Ia juga mengaku pernah mendapat ancaman jika tidak merespons terduga pelaku.
“Kalau tidak angkat telepon, ada ancaman. Katanya, mau ditempatkan di mana, mau dipindahkan ke mana. Bahkan pernah ada ucapan akan dipecat,” katanya.
Dia mengaku menyimpan sebagian percakapan dan riwayat panggilan pada telepon genggamnya. Namun, dalam pertemuan bersama Komisi I DPRD Kota Bekasi, bukti-bukti tersebut belum ditampilkan secara terbuka.
Meski tak pernah mengalami p3l3c3h4n secara fisik, ajakan dan komunikasi pribadi yang terus-menerus disebutnya telah mengganggu kenyamanan serta menimbulkan tekanan dalam bekerja.
“Tidak pernah sampai fisik. Tetapi ajakan verbalnya sering, melalui chat dan video call. Saya punya keluarga, jadi itu sangat mengganggu,” ucapnya.

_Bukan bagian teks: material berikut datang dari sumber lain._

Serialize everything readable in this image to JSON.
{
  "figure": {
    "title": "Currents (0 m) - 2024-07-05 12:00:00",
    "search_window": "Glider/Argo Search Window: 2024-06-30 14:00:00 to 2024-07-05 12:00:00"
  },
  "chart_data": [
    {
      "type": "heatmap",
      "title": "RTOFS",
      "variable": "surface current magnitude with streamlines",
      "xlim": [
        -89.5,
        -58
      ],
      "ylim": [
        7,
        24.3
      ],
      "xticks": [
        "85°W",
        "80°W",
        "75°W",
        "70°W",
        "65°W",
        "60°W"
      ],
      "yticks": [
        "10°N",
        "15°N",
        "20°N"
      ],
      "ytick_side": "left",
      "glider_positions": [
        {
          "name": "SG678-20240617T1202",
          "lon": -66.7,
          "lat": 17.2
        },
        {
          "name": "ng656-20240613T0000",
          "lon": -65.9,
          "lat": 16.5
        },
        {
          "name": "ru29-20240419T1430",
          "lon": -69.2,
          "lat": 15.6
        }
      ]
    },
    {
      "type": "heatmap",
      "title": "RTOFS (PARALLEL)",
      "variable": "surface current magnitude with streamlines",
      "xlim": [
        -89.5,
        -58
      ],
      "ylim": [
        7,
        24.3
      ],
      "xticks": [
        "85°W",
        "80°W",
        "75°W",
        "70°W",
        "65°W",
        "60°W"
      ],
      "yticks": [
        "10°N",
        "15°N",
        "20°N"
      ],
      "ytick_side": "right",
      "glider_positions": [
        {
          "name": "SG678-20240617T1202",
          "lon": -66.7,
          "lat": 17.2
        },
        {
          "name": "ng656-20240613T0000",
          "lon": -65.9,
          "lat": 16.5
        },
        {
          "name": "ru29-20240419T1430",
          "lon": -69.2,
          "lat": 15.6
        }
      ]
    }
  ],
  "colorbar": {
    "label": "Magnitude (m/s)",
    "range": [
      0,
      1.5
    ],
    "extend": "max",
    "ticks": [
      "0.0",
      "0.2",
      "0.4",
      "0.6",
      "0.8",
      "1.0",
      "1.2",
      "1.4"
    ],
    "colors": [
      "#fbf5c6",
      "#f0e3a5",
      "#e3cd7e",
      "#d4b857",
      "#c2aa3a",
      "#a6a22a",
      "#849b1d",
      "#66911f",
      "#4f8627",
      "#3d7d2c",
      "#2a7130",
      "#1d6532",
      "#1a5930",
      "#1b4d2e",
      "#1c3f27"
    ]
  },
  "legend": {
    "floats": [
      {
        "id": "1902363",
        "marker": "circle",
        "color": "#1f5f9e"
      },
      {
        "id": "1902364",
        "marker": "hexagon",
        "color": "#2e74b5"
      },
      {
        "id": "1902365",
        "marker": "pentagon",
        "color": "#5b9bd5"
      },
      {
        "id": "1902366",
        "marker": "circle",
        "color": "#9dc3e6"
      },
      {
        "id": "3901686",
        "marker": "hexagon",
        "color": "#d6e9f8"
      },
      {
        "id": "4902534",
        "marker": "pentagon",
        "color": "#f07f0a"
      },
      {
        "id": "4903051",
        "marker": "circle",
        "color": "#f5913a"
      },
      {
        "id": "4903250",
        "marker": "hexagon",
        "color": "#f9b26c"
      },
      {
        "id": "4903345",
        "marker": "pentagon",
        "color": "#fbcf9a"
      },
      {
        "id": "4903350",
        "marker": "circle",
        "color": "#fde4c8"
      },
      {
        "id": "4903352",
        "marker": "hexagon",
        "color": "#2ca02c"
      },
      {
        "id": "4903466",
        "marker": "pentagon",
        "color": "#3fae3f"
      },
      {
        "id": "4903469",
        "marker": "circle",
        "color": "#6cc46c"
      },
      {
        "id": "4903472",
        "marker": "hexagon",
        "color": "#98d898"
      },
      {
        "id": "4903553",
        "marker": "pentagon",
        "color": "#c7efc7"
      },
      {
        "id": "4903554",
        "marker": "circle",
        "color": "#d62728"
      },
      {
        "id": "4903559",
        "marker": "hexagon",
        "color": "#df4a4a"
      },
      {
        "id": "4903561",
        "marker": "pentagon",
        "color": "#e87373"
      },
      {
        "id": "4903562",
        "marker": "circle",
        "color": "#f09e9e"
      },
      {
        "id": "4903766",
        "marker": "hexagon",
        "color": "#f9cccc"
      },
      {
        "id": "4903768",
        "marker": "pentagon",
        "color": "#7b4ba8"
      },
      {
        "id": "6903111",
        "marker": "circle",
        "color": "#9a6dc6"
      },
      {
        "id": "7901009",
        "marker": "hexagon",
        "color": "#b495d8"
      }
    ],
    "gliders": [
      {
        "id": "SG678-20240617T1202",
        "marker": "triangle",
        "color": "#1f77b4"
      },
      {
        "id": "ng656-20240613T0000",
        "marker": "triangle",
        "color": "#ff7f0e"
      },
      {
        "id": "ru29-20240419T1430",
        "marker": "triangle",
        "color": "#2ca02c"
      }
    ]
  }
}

Pengakuan serupa disampaikan pelapor lain. Perempuan yang berstatus janda itu mengaku pernah menerima video call pada malam hari yang tidak berkaitan dengan pekerjaan. Ia bahkan mengaku pernah diajak menemani terduga pelaku untuk menghadiri rapat di sebuah hotel di wilayah Jakarta.
“Dia pernah video call malam hari, di atas jam sembilan. Katanya besok ada rapat di hotel daerah Jakarta, mau tidak menemani. Saya menolak,” tutur Melati.
Selain itu, ia juga mengaku beberapa kali mendapat ajakan makan pada malam hari. Seluruh ajakan itu, kata dia, selalu ditolaknya.
“Kalau ajakan ke hotel itu sekali. Tetapi video call beberapa kali. Ada juga ajakan makan malam. Saya selalu menghindar dan bilang sudah kenyang,” ujarnya.
Menurutnya, sebagai pejabat publik dan atasan, terlapor seharusnya membangun suasana kerja yang aman, bukan menimbulkan rasa tidak nyaman bagi bawahan perempuan.
“Sebagai pejabat, seharusnya lebih menjaga sikap dan menghargai perempuan. Kami hanya ingin ada perlindungan dan ruang aman untuk menyampaikan keluhan,” katanya.

1 dari 4 Pelapor Diberhentikan Bekerja
Sementara, Ketua Komisi I DPRD Kota Bekasi, Murfati Lidianto, mengatakan rapat tersebut belum sampai pada tahap pengambilan kesimpulan. Rapat sementara baru mendengar pengaduan dari para pelapor dan jawaban dari terlapor.
“Rapat hari ini baru meminta keterangan dan klarifikasi dari masing-masing pihak. Ada bantahan dari satu sama lain, termasuk bantahan bahwa tidak ada pelecehan verbal. Jadi memang belum ada bukti yang ditampilkan,” ujar Murfati usai rapat.
Menurut Murfati, seluruh pelapor berstatus PPPK. Dari empat orang yang mengadu, satu orang telah diberhentikan dari pekerjaannya, sedangkan tiga lainnya masih bertugas di lingkungan Satpol PP Kota Bekasi.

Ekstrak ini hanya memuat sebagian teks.